禁止された音楽を秘密裏に流布するにあたり、1958年にソ連の若者のサブカルチャーであるロシア語でスタイルという意味のスチリャーギ(stilyagi)風な違法のレコーディングの自主製作を禁じる法律を可決した。肋骨レコードはヤミで取引されるものだったため、丸めてコートの袖に隠し、すれ違いざまに受け渡すなどの方法が取れられていた[4]。
1950年代後半になると、キャッチフレーズ「今日、彼はジャズを踊るが、明日は故郷を売る」(Сегодняонтанцуетджаз、завтраРодинупродаст)が生まれ、彼らの社会への抗議の根幹となった。Stilyagiは正式な音楽的、芸術的、ポップカルチャーの運動として認められ、後にはロカビリー、ロックンロール、ポップロックといった音楽ジャンルにも影響を与えた。
2008年製作のロシア映画「Stilyagi」では、冒頭のシーンに肋骨レコードの製作シーンがある[12]。
都築響一は後述のNHKのドキュメンタリーを見て肋骨レコードを知り、その後2015年ごろになってからインターネットで実物を入手した。ビーチボーイズやビートルズのものは10万円以上の価格で取引され、日本の歌手のものもあることを知った[1]。都築はその文化的背景を含めて、「シベリア送り」の危険を冒してまで生命をかけて聴きたい音楽があったということそのものが、興味深いと発言している[13]。
イギリスのバンド、ザ・リアル・チューズデイ・ウェルドのメンバーであるステファン・コーツは、2013年、サンクトペテルブルクへ公演で訪れた際にフリーマーケットで「ロック・アラウンド・ザ・クロック」が収録されたレントゲン写真を使ったレコードを見つけたことをきっかけに興味を持ち[10]、X-Ray Audioプロジェクトを立ち上げた。これは、肋骨レコードに関する情報のリソースを共有していく構想で、現物の画像、音声録音、数年にわたる研究、海賊版製作者へのインタビュー[14]などを集め、2015年にコーツによる『X-Ray Audio "The Strange Story of Soviet Music on the Bone"』が出版され、肋骨レコードという禁じられた音楽文化の最初の歴史が出版された[15]。
2015年6月、コーツはポーランドのクラクフのTEDx Krakówにおいて肋骨レコードについて講演を行った[16]。彼とサウンドアーティスト兼研究者アレクサンダー・コルコフスキがツアーを行い、ソ連のレントゲン写真による海賊版の話をし、その過程を実演するため生演奏から新しく録音をした。

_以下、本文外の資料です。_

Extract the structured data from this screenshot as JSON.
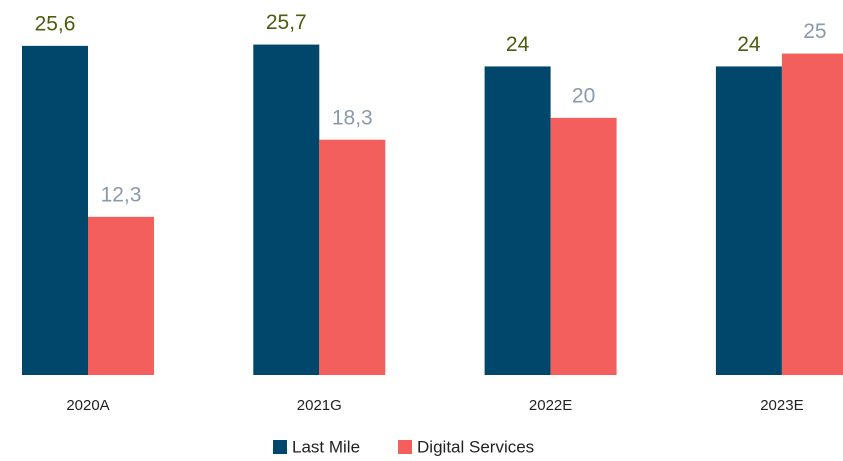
{
  "chart_data": {
    "type": "bar",
    "categories": [
      "2020A",
      "2021G",
      "2022E",
      "2023E"
    ],
    "series": [
      {
        "name": "Last Mile",
        "color": "#00476b",
        "values": [
          25.6,
          25.7,
          24,
          24
        ],
        "value_labels": [
          "25,6",
          "25,7",
          "24",
          "24"
        ]
      },
      {
        "name": "Digital Services",
        "color": "#f25f5c",
        "values": [
          12.3,
          18.3,
          20,
          25
        ],
        "value_labels": [
          "12,3",
          "18,3",
          "20",
          "25"
        ]
      }
    ],
    "ylim": [
      0,
      28
    ]
  }
}
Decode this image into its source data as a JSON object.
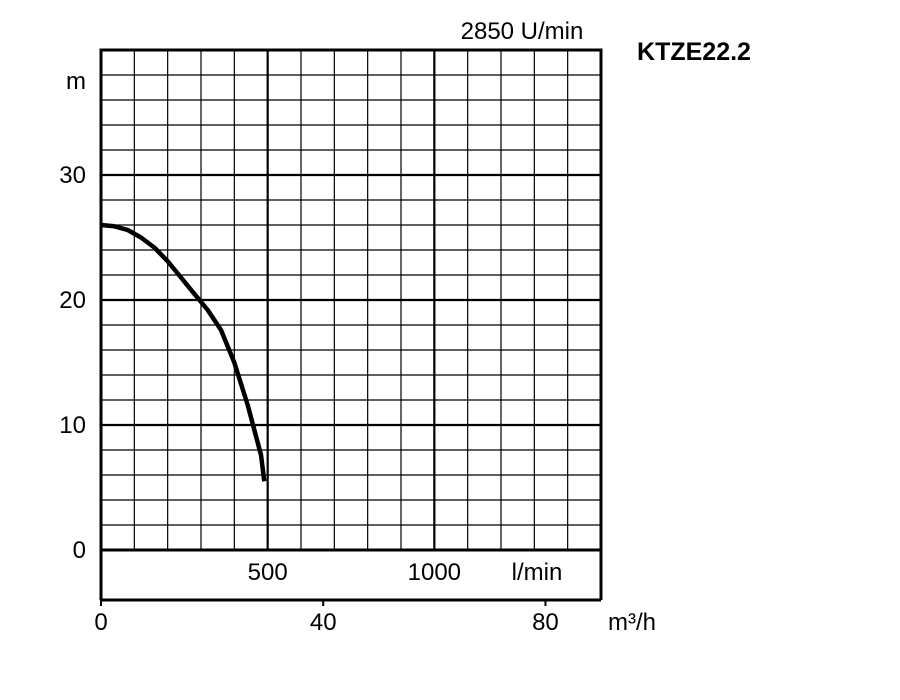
{
  "chart_data": {
    "type": "line",
    "title": "KTZE22.2",
    "subtitle": "2850 U/min",
    "ylabel": "m",
    "ylim": [
      0,
      40
    ],
    "yticks": [
      0,
      10,
      20,
      30
    ],
    "x_primary": {
      "unit": "l/min",
      "ticks": [
        500,
        1000
      ],
      "range": [
        0,
        1500
      ]
    },
    "x_secondary": {
      "unit": "m³/h",
      "ticks": [
        0,
        40,
        80
      ],
      "range": [
        0,
        90
      ]
    },
    "grid": true,
    "series": [
      {
        "name": "",
        "x_unit": "l/min",
        "x": [
          0,
          40,
          80,
          120,
          160,
          200,
          240,
          280,
          320,
          360,
          400,
          440,
          480,
          490
        ],
        "y": [
          26,
          25.9,
          25.6,
          25,
          24.2,
          23.1,
          21.8,
          20.5,
          19.2,
          17.6,
          15,
          11.6,
          7.6,
          5.5
        ]
      }
    ]
  }
}
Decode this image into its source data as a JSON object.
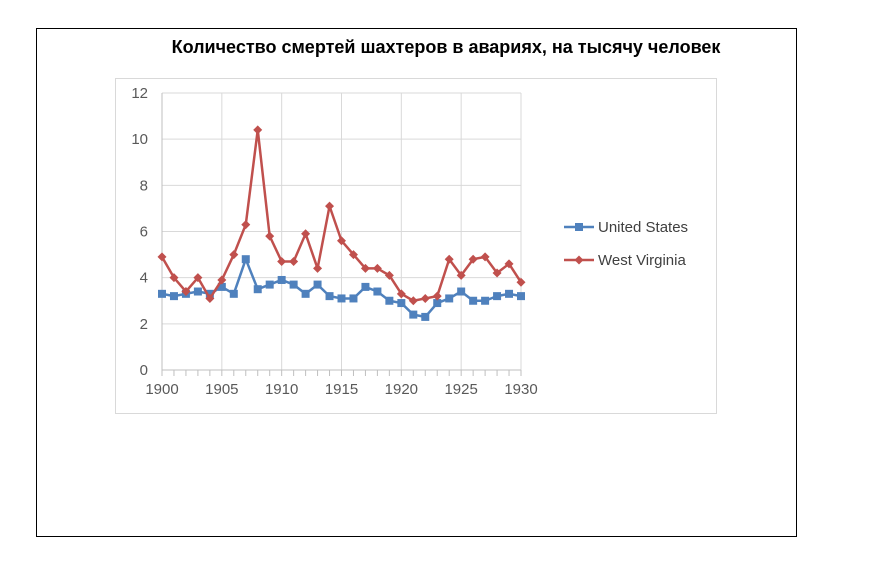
{
  "chart_data": {
    "type": "line",
    "title": "Количество смертей шахтеров в авариях, на тысячу человек",
    "xlabel": "",
    "ylabel": "",
    "xlim": [
      1900,
      1930
    ],
    "ylim": [
      0,
      12
    ],
    "x_ticks": [
      "1900",
      "1905",
      "1910",
      "1915",
      "1920",
      "1925",
      "1930"
    ],
    "y_ticks": [
      "0",
      "2",
      "4",
      "6",
      "8",
      "10",
      "12"
    ],
    "grid": true,
    "legend_position": "right",
    "x": [
      1900,
      1901,
      1902,
      1903,
      1904,
      1905,
      1906,
      1907,
      1908,
      1909,
      1910,
      1911,
      1912,
      1913,
      1914,
      1915,
      1916,
      1917,
      1918,
      1919,
      1920,
      1921,
      1922,
      1923,
      1924,
      1925,
      1926,
      1927,
      1928,
      1929,
      1930
    ],
    "series": [
      {
        "name": "United States",
        "color": "#4f81bd",
        "marker": "square",
        "values": [
          3.3,
          3.2,
          3.3,
          3.4,
          3.3,
          3.6,
          3.3,
          4.8,
          3.5,
          3.7,
          3.9,
          3.7,
          3.3,
          3.7,
          3.2,
          3.1,
          3.1,
          3.6,
          3.4,
          3.0,
          2.9,
          2.4,
          2.3,
          2.9,
          3.1,
          3.4,
          3.0,
          3.0,
          3.2,
          3.3,
          3.2
        ]
      },
      {
        "name": "West Virginia",
        "color": "#c0504d",
        "marker": "diamond",
        "values": [
          4.9,
          4.0,
          3.4,
          4.0,
          3.1,
          3.9,
          5.0,
          6.3,
          10.4,
          5.8,
          4.7,
          4.7,
          5.9,
          4.4,
          7.1,
          5.6,
          5.0,
          4.4,
          4.4,
          4.1,
          3.3,
          3.0,
          3.1,
          3.2,
          4.8,
          4.1,
          4.8,
          4.9,
          4.2,
          4.6,
          3.8
        ]
      }
    ]
  }
}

またコーツは写真家ポール・ハートフィールドとの共催による展覧会を行い、The GuardianやBBC Todayを含む、多くのメディアの注目を集めている[17][18]。2016年9月、コーツとハートフィールドはオリジナルのソビエト時代の偽造犯とのインタビューを特集した長編ドキュメンタリー「レントゲニズダット(Roentgenizdat) - Bone Music 」をリリースした。これは同年のレインダンス映画祭にて上映された[19]。
このプロジェクトは、展覧会型式でロンドン、バーミンガム、ベルファスト、トリエステ、モスクワ、サンクトペテルブルク、テルアビブ等をツアーし、2019年4月には日本初となる東京での「BONE MUSIC展 僕らはレコードを聴きたかった」を開催[20]。